A friend of mine just ran up against the fact that the research questions he was asking for an Unconventional Warfare story may or may not have run up against the brick wall labeled “Classified.” As in, “You’re not supposed to know the answers to those questions, let alone put them in a book. Stop asking.” This got me thinking about a few things I’ve run up against as an author over the last few years.
There is a delicate balance that must be struck when telling a story, a balance between authenticity, the demands of reality, and the story you’re trying to tell. My military fiction has been praised by some for its authenticity, since I have my guys use realistic tactics, using the terrain and what resources they have at their disposal to the best advantage they can. I also try to include the various mishaps and turnabouts that happen in real-world operations, following a guideline that I came to in Iraq on my first deployment: “‘No battle plan survives contact with the enemy?’ Try, ‘No plan survives the first step outside the wire.'” Misread terrain, bad intel, weather, enemy action, random local civilian action…all of the above can throw an op into a cocked hat, and that is something that I’ve tried to illustrate, along with some of the intensity and fatigue of firefights and the like.

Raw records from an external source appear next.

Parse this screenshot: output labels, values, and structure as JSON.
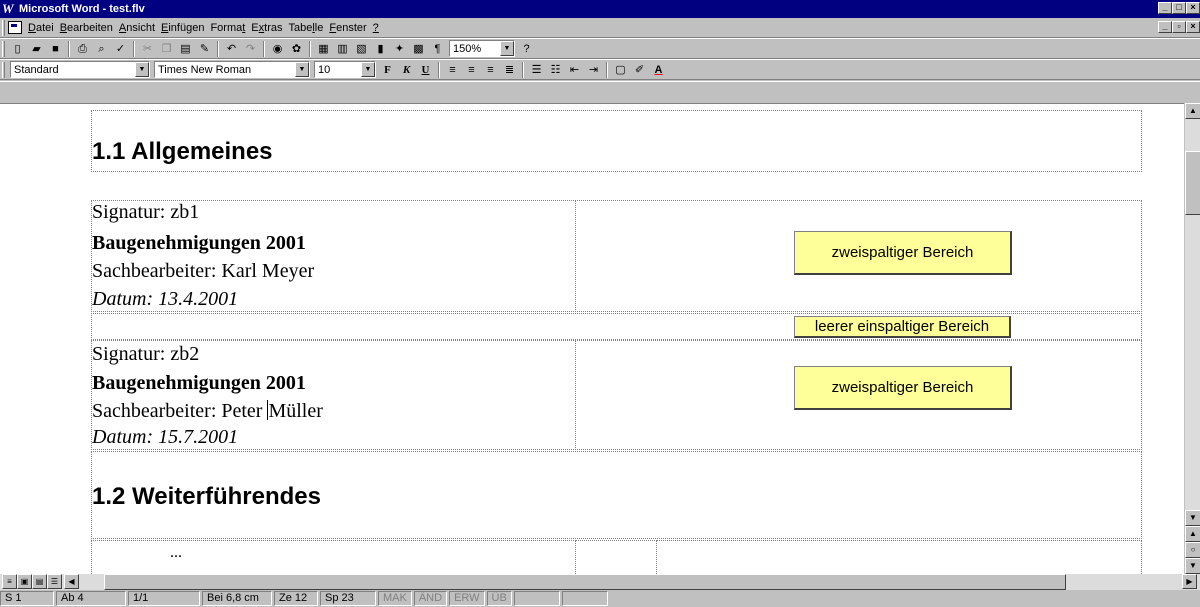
{
  "window": {
    "title": "Microsoft Word - test.flv",
    "app_icon": "W"
  },
  "menu": {
    "items": [
      {
        "pre": "",
        "key": "D",
        "post": "atei"
      },
      {
        "pre": "",
        "key": "B",
        "post": "earbeiten"
      },
      {
        "pre": "",
        "key": "A",
        "post": "nsicht"
      },
      {
        "pre": "",
        "key": "E",
        "post": "infügen"
      },
      {
        "pre": "Forma",
        "key": "t",
        "post": ""
      },
      {
        "pre": "E",
        "key": "x",
        "post": "tras"
      },
      {
        "pre": "Tabe",
        "key": "l",
        "post": "le"
      },
      {
        "pre": "",
        "key": "F",
        "post": "enster"
      },
      {
        "pre": "",
        "key": "?",
        "post": ""
      }
    ]
  },
  "toolbar": {
    "zoom": "150%",
    "style": "Standard",
    "font": "Times New Roman",
    "size": "10",
    "bold_label": "F",
    "italic_label": "K",
    "underline_label": "U"
  },
  "document": {
    "heading1": "1.1 Allgemeines",
    "record1": {
      "signatur": "Signatur: zb1",
      "title": "Baugenehmigungen 2001",
      "bearbeiter": "Sachbearbeiter: Karl Meyer",
      "datum": "Datum: 13.4.2001",
      "box": "zweispaltiger Bereich"
    },
    "empty_box": "leerer einspaltiger Bereich",
    "record2": {
      "signatur": "Signatur: zb2",
      "title": "Baugenehmigungen 2001",
      "bearbeiter_a": "Sachbearbeiter: Peter ",
      "bearbeiter_b": "Müller",
      "datum": "Datum: 15.7.2001",
      "box": "zweispaltiger Bereich"
    },
    "heading2": "1.2 Weiterführendes",
    "ellipsis": "..."
  },
  "status": {
    "page": "S 1",
    "section": "Ab 4",
    "pages": "1/1",
    "position": "Bei 6,8 cm",
    "line": "Ze 12",
    "column": "Sp 23",
    "mak": "MAK",
    "and": "ÄND",
    "erw": "ERW",
    "ub": "ÜB"
  }
}
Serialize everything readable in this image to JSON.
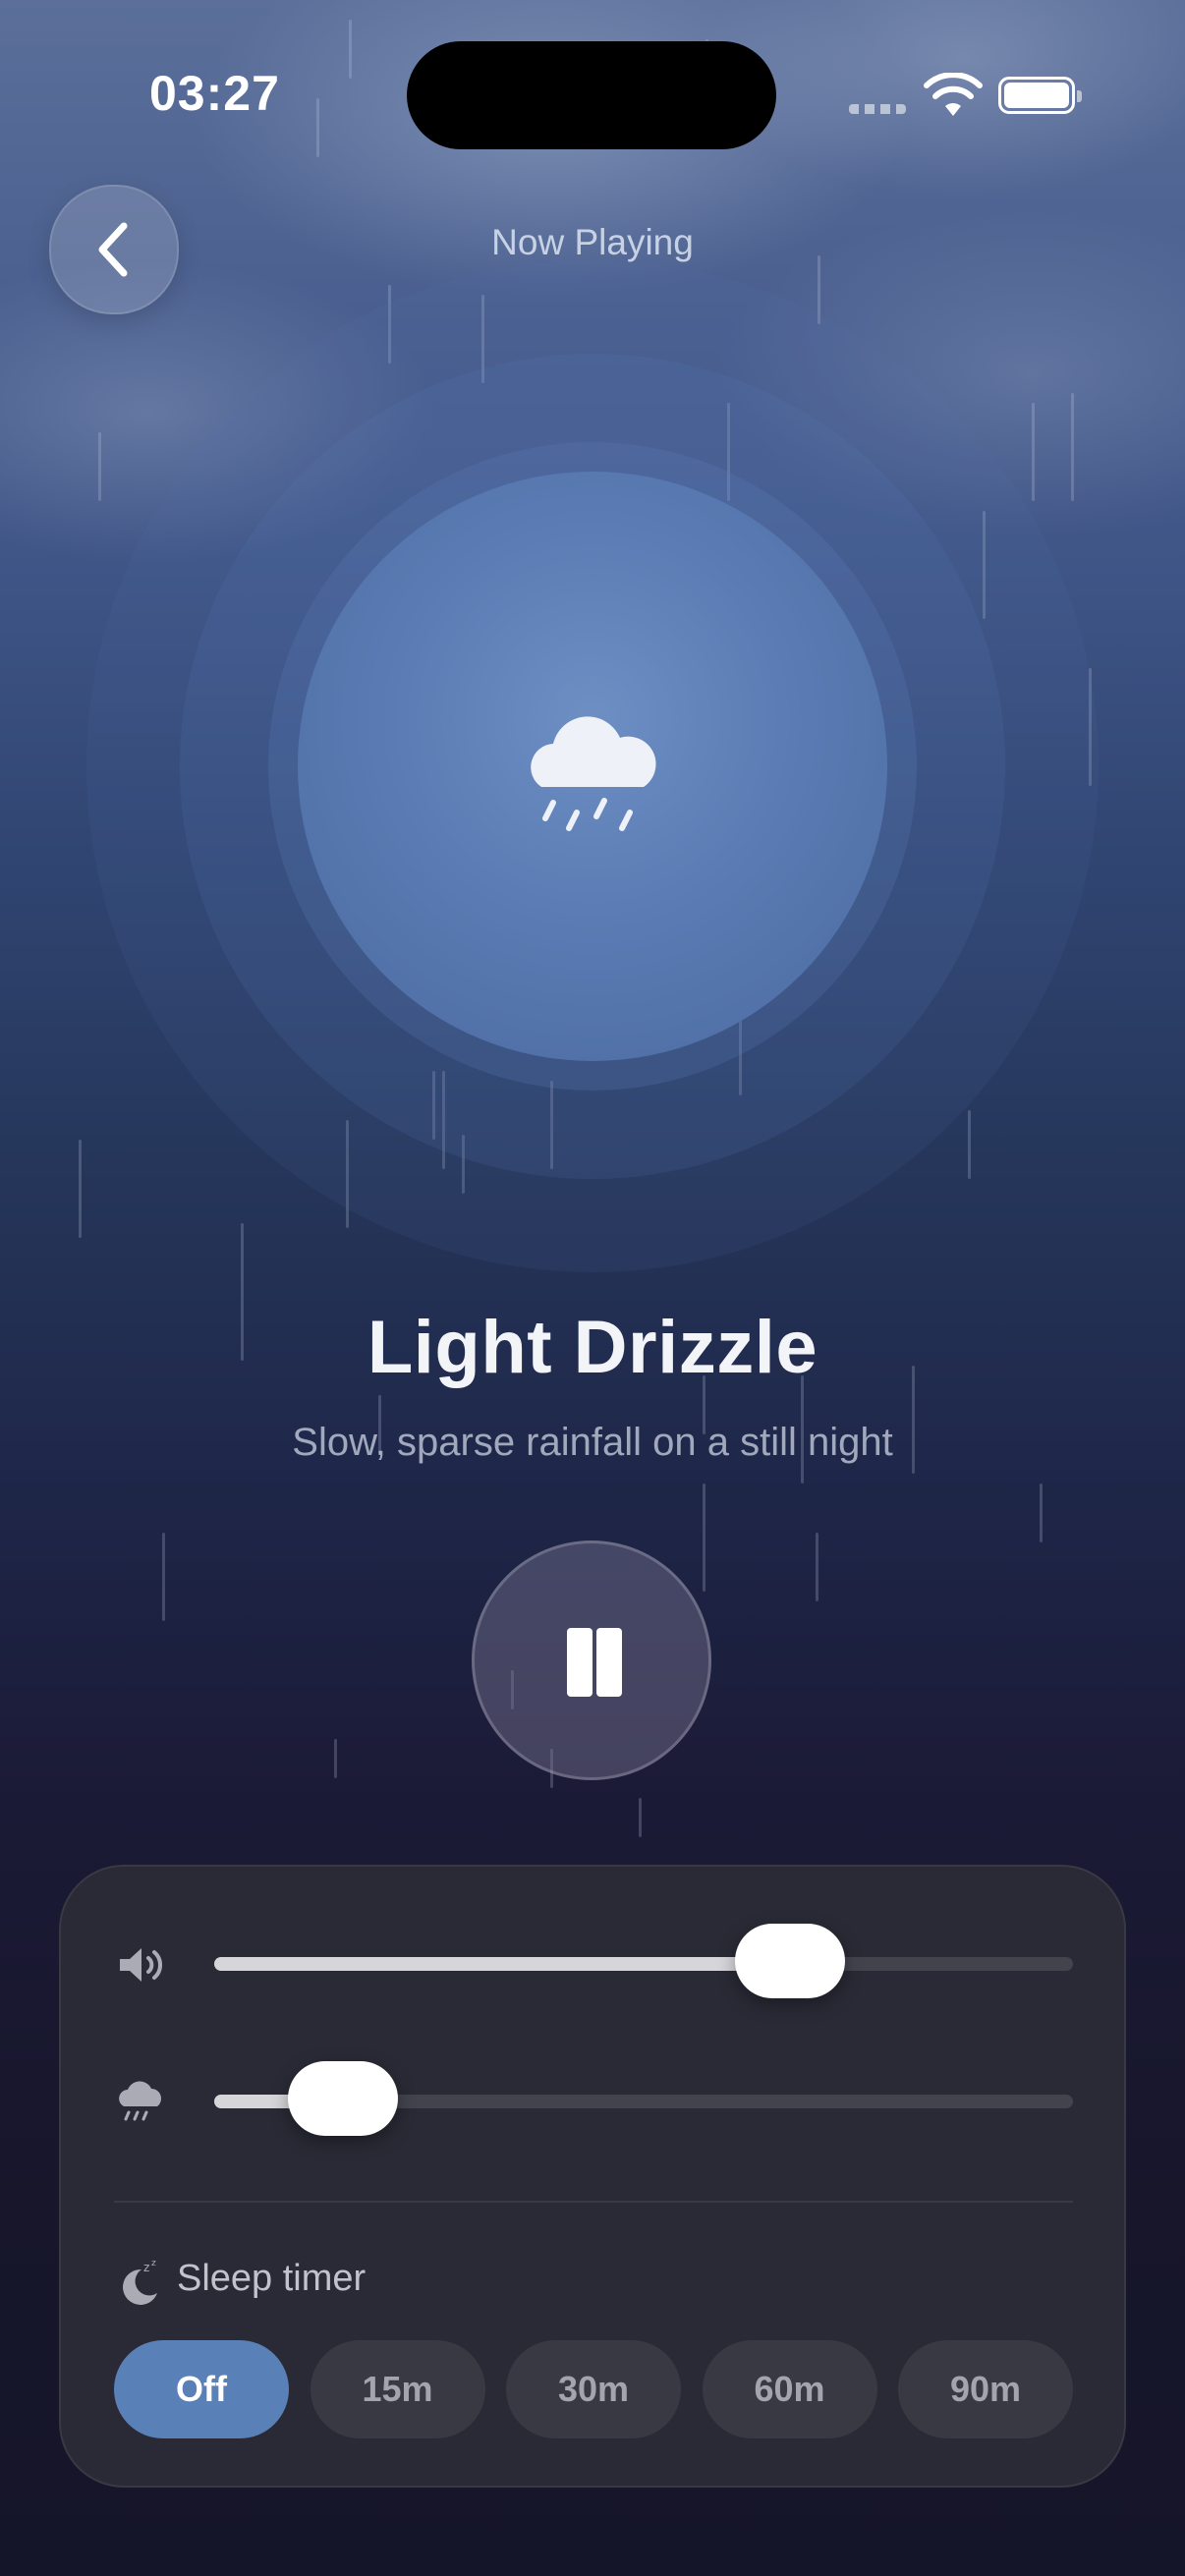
{
  "status_bar": {
    "time": "03:27"
  },
  "header": {
    "title": "Now Playing",
    "back_icon": "chevron-left-icon"
  },
  "track": {
    "icon": "cloud-rain-icon",
    "title": "Light Drizzle",
    "subtitle": "Slow, sparse rainfall on a still night",
    "state": "playing"
  },
  "controls": {
    "volume": {
      "icon": "speaker-icon",
      "value": 0.67
    },
    "rain_intensity": {
      "icon": "cloud-rain-icon",
      "value": 0.15
    }
  },
  "sleep_timer": {
    "label": "Sleep timer",
    "icon": "moon-zzz-icon",
    "options": [
      "Off",
      "15m",
      "30m",
      "60m",
      "90m"
    ],
    "selected": "Off"
  },
  "colors": {
    "accent": "#5a80b8",
    "panel": "#2a2a36"
  }
}
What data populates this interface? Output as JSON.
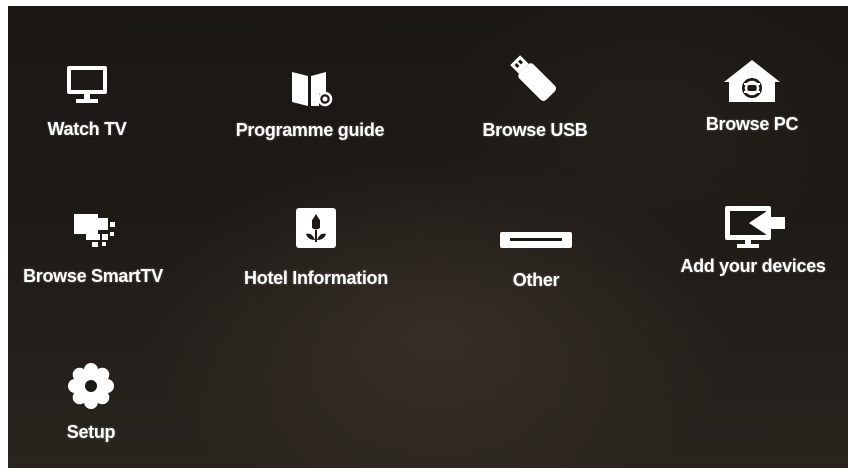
{
  "menu": {
    "items": [
      {
        "label": "Watch TV",
        "icon": "tv-icon"
      },
      {
        "label": "Programme guide",
        "icon": "book-guide-icon"
      },
      {
        "label": "Browse USB",
        "icon": "usb-stick-icon"
      },
      {
        "label": "Browse PC",
        "icon": "home-network-icon"
      },
      {
        "label": "Browse SmartTV",
        "icon": "smarttv-apps-icon"
      },
      {
        "label": "Hotel Information",
        "icon": "tulip-info-icon"
      },
      {
        "label": "Other",
        "icon": "disc-player-icon"
      },
      {
        "label": "Add your devices",
        "icon": "add-device-icon"
      },
      {
        "label": "Setup",
        "icon": "gear-icon"
      }
    ]
  },
  "colors": {
    "background": "#1c1915",
    "foreground": "#ffffff"
  }
}
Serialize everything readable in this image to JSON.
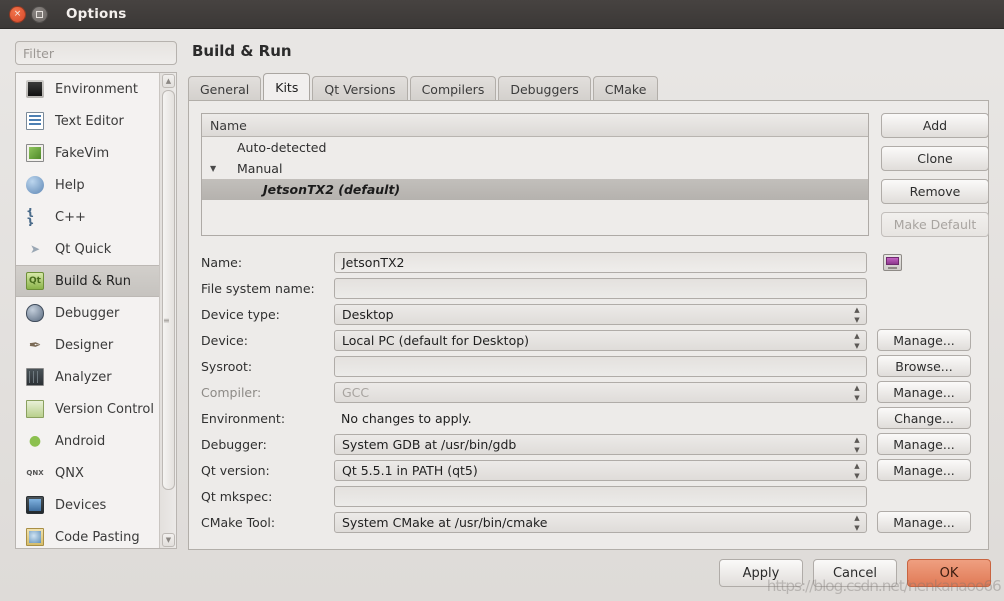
{
  "window": {
    "title": "Options",
    "close_label": "×",
    "maximize_label": ""
  },
  "filter": {
    "placeholder": "Filter",
    "value": ""
  },
  "sidebar": {
    "items": [
      {
        "label": "Environment",
        "icon": "environment-icon",
        "selected": false
      },
      {
        "label": "Text Editor",
        "icon": "text-editor-icon",
        "selected": false
      },
      {
        "label": "FakeVim",
        "icon": "fakevim-icon",
        "selected": false
      },
      {
        "label": "Help",
        "icon": "help-icon",
        "selected": false
      },
      {
        "label": "C++",
        "icon": "cpp-icon",
        "selected": false
      },
      {
        "label": "Qt Quick",
        "icon": "qt-quick-icon",
        "selected": false
      },
      {
        "label": "Build & Run",
        "icon": "build-and-run-icon",
        "selected": true
      },
      {
        "label": "Debugger",
        "icon": "debugger-icon",
        "selected": false
      },
      {
        "label": "Designer",
        "icon": "designer-icon",
        "selected": false
      },
      {
        "label": "Analyzer",
        "icon": "analyzer-icon",
        "selected": false
      },
      {
        "label": "Version Control",
        "icon": "version-control-icon",
        "selected": false
      },
      {
        "label": "Android",
        "icon": "android-icon",
        "selected": false
      },
      {
        "label": "QNX",
        "icon": "qnx-icon",
        "selected": false
      },
      {
        "label": "Devices",
        "icon": "devices-icon",
        "selected": false
      },
      {
        "label": "Code Pasting",
        "icon": "code-pasting-icon",
        "selected": false
      }
    ]
  },
  "page": {
    "title": "Build & Run",
    "tabs": [
      {
        "label": "General",
        "active": false
      },
      {
        "label": "Kits",
        "active": true
      },
      {
        "label": "Qt Versions",
        "active": false
      },
      {
        "label": "Compilers",
        "active": false
      },
      {
        "label": "Debuggers",
        "active": false
      },
      {
        "label": "CMake",
        "active": false
      }
    ]
  },
  "kits_tree": {
    "column_header": "Name",
    "rows": [
      {
        "label": "Auto-detected",
        "level": 1,
        "expander": "",
        "selected": false
      },
      {
        "label": "Manual",
        "level": 1,
        "expander": "▼",
        "selected": false
      },
      {
        "label": "JetsonTX2 (default)",
        "level": 2,
        "expander": "",
        "selected": true
      }
    ]
  },
  "kit_buttons": [
    {
      "label": "Add",
      "enabled": true
    },
    {
      "label": "Clone",
      "enabled": true
    },
    {
      "label": "Remove",
      "enabled": true
    },
    {
      "label": "Make Default",
      "enabled": false
    }
  ],
  "form": {
    "rows": [
      {
        "label": "Name:",
        "type": "text",
        "value": "JetsonTX2",
        "enabled": true,
        "tail": "device-icon",
        "tail_label": ""
      },
      {
        "label": "File system name:",
        "type": "text",
        "value": "",
        "enabled": true,
        "tail": "none",
        "tail_label": ""
      },
      {
        "label": "Device type:",
        "type": "combo",
        "value": "Desktop",
        "enabled": true,
        "tail": "none",
        "tail_label": ""
      },
      {
        "label": "Device:",
        "type": "combo",
        "value": "Local PC (default for Desktop)",
        "enabled": true,
        "tail": "button",
        "tail_label": "Manage..."
      },
      {
        "label": "Sysroot:",
        "type": "text",
        "value": "",
        "enabled": true,
        "tail": "button",
        "tail_label": "Browse..."
      },
      {
        "label": "Compiler:",
        "type": "combo",
        "value": "GCC",
        "enabled": false,
        "tail": "button",
        "tail_label": "Manage..."
      },
      {
        "label": "Environment:",
        "type": "static",
        "value": "No changes to apply.",
        "enabled": true,
        "tail": "button",
        "tail_label": "Change..."
      },
      {
        "label": "Debugger:",
        "type": "combo",
        "value": "System GDB at /usr/bin/gdb",
        "enabled": true,
        "tail": "button",
        "tail_label": "Manage..."
      },
      {
        "label": "Qt version:",
        "type": "combo",
        "value": "Qt 5.5.1 in PATH (qt5)",
        "enabled": true,
        "tail": "button",
        "tail_label": "Manage..."
      },
      {
        "label": "Qt mkspec:",
        "type": "text",
        "value": "",
        "enabled": true,
        "tail": "none",
        "tail_label": ""
      },
      {
        "label": "CMake Tool:",
        "type": "combo",
        "value": "System CMake at /usr/bin/cmake",
        "enabled": true,
        "tail": "button",
        "tail_label": "Manage..."
      }
    ]
  },
  "dialog_buttons": [
    {
      "label": "Apply",
      "primary": false
    },
    {
      "label": "Cancel",
      "primary": false
    },
    {
      "label": "OK",
      "primary": true
    }
  ],
  "watermark": {
    "text": "https://blog.csdn.net/nenkanaoo66"
  },
  "colors": {
    "titlebar": "#3f3b39",
    "close_button": "#e0532c",
    "ok_button": "#e58160",
    "selection": "#bcb9b5",
    "panel": "#edebe9"
  }
}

I’ve worked some of the same elements into the Jed Horn series. Even though it’s about fighting mostly made-up monsters and demons, I’ve gotten comments on how it feels authentic, just because the main character is human, doesn’t see everything coming, and gets his ass kicked a few times on the way to victory.
At the same time, there are ways that strict realism is neither desirable nor workable. The first case is the aforementioned “reality.” Some of the stuff that I could describe shouldn’t be described, for the same reasons that my friend couldn’t get his research questions answered. The most obvious example in my own work is from my Author’s Note at the end of Alone and Unafraid. I was deliberately making stuff up about the embassy in Baghdad, because the security arrangements there are not something that anyone who is not directly employed in them has any business knowing about.
On the other end of the scale is “story.” The whole point to writing a thriller is to tell a rollicking story that people want to read. If it’s authentic to the core and as boring as 90% of real-world military operations really are, then you kind of failed. Some people (not many, but some) have complained about the pacing of the Praetorian books, that it’s unrealistic. I could point out that I make mention of the long days of planning and bored watching of the objective that comes before the excitement, but apparently some people missed that, or were just looking for a reason to complain. The fact of the matter is, yes, I do skip ahead instead of spending fifty pages on planning and gear prep before ten pages of action. That’s why it’s a “story” and not “real life.”